Bad results anomaly detection


#1

hi,
I run my code of anomaly detection in ECG signal but , it give me a bad results but it’s ok I will update my code , and I will try to use numenta_detector and use getScalarMetricWithTimeOfDayAnomalyParams() (like NAB) , I guess when I use those two metrics my code will give me a good results,but the problem when I change some parameter (just to know why my result bad like that :sob: ) , the result are still the same , detect 2 anomaly and I have 4 anomaly ,
the parameter that I changed (learning Period,historic Window Size ,estimation Samples,estimation Period=100) I change it many and many time but the same result , I read some papers using author ML and I find some paperes use all the signe ECG and some one not, they cutting the ECG and use each wave (P,QRS,T).
so I got confused .
tttt
I have some questions:

  1. HTM is supervised anomaly detection that mean the data are not labelled , why in some exemple I find HTM use a dataset with labeled data.

  2. in the anomaly detection , the training is with (normal , abnormal or both) dataset

  3. and the important for me ,
    all of us we know that the signal ECG it has 3 waveforms (P, QRS and T waves)
    so did i create a encoder just for all the signal ECG(like I did) and then (training,predict…) or cutting my ECG signal and create a encoder for each wave , because maybe a data considered an anomaly in p wave but is not in the QRS wave (they don’t have the same features)


#2

Let me try my best.

  1. HTM by itself is unsupervised.
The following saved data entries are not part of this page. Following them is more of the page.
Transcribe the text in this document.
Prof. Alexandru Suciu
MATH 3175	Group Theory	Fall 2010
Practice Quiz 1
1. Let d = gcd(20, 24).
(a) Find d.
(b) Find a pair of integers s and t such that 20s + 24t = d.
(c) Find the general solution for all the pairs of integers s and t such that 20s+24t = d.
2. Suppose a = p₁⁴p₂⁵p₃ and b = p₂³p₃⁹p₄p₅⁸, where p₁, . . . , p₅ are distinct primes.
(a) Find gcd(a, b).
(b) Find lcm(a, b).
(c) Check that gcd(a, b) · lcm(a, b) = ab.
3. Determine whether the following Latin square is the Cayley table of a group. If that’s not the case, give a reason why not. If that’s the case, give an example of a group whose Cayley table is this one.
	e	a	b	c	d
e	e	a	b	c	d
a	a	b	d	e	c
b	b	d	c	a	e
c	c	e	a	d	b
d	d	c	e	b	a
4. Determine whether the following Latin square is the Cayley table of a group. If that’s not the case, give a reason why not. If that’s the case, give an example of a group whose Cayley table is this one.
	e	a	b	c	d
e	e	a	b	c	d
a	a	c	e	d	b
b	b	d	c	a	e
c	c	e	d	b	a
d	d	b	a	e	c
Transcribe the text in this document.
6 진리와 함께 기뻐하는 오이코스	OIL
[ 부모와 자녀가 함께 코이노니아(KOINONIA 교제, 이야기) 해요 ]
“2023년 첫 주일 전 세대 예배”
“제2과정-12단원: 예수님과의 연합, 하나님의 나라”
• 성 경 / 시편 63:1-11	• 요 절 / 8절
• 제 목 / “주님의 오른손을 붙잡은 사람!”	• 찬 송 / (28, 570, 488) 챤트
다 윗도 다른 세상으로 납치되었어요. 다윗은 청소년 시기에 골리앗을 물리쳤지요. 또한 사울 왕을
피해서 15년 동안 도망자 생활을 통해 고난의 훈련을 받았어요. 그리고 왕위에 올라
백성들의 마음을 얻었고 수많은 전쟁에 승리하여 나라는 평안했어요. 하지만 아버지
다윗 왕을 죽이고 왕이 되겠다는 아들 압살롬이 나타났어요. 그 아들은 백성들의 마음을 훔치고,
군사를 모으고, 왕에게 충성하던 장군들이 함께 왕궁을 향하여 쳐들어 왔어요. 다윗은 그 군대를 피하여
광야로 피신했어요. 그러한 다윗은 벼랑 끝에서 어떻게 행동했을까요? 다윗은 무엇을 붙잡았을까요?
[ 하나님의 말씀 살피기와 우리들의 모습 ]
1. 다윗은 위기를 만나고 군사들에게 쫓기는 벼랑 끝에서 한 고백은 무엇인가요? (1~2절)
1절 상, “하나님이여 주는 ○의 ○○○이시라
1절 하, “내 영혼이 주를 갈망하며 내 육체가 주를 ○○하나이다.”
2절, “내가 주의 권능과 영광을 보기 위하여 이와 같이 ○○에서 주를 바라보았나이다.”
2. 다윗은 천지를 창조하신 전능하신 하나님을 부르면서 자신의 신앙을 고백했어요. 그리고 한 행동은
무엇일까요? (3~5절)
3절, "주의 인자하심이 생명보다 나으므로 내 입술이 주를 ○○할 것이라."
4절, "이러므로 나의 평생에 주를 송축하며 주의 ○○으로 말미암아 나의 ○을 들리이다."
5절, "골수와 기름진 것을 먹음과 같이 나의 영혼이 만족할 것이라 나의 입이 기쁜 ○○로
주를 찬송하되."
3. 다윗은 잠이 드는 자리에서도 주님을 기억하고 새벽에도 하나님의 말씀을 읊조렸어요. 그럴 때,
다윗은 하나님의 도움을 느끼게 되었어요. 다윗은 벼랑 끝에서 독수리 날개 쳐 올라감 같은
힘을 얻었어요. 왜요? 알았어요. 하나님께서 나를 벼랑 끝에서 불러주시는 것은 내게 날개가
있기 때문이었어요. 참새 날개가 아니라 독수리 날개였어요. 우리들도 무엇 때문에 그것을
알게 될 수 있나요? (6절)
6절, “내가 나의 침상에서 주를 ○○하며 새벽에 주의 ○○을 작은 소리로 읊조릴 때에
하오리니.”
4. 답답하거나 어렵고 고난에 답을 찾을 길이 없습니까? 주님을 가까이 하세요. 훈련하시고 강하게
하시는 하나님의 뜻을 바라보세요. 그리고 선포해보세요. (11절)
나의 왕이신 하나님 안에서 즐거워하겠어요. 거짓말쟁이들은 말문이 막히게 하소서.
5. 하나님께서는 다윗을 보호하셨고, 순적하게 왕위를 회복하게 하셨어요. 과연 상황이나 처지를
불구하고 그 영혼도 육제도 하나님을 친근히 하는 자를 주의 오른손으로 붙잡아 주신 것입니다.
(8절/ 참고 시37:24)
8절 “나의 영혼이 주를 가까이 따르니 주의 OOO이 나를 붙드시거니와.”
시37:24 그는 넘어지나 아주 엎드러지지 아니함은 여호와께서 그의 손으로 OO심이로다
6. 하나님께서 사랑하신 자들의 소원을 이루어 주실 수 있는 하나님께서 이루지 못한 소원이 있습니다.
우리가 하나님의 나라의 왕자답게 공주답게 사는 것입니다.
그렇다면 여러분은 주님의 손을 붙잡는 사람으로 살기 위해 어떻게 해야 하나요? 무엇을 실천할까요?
The Spatial Pooler and Themporal Pooler learns on themselves. But the classifction algorithm (KNN, NN, SVM, SDR classifier) that converts SDR into categories are supervised.
    That’s not saying anomaly detection is supervised tho. Anomaly detection in HTM is unsupervised.

  2. Train with the normal dataset. TM generates anomaly signal when seeing unknown patterns. So feed the TM with normal signals and it will tell you when a abnormal one is present.

  3. I’ll say try both. There is no correct way to do it. Ideally HTM should learn the entire pattern of a ECG wave and thus capable of finding anomalies anywhere in the wave. But its not a bad idea to give HTM some help.

BTW, can you share your code? It is difficult to know what is going on without your code and results.


#3

Train with the normal dataset

me too first I thought the training is by using only the normal data ( like one class SVM ), but some researchers said the training of unupervised ML is by using a data set contain normal and abnormal data

I’ll say try both. There is no correct way to do it. Ideally HTM should learn the entire pattern of a ECG wave and thus capable of finding anomalies anywhere in the wave. But its not a bad idea to give HTM some help.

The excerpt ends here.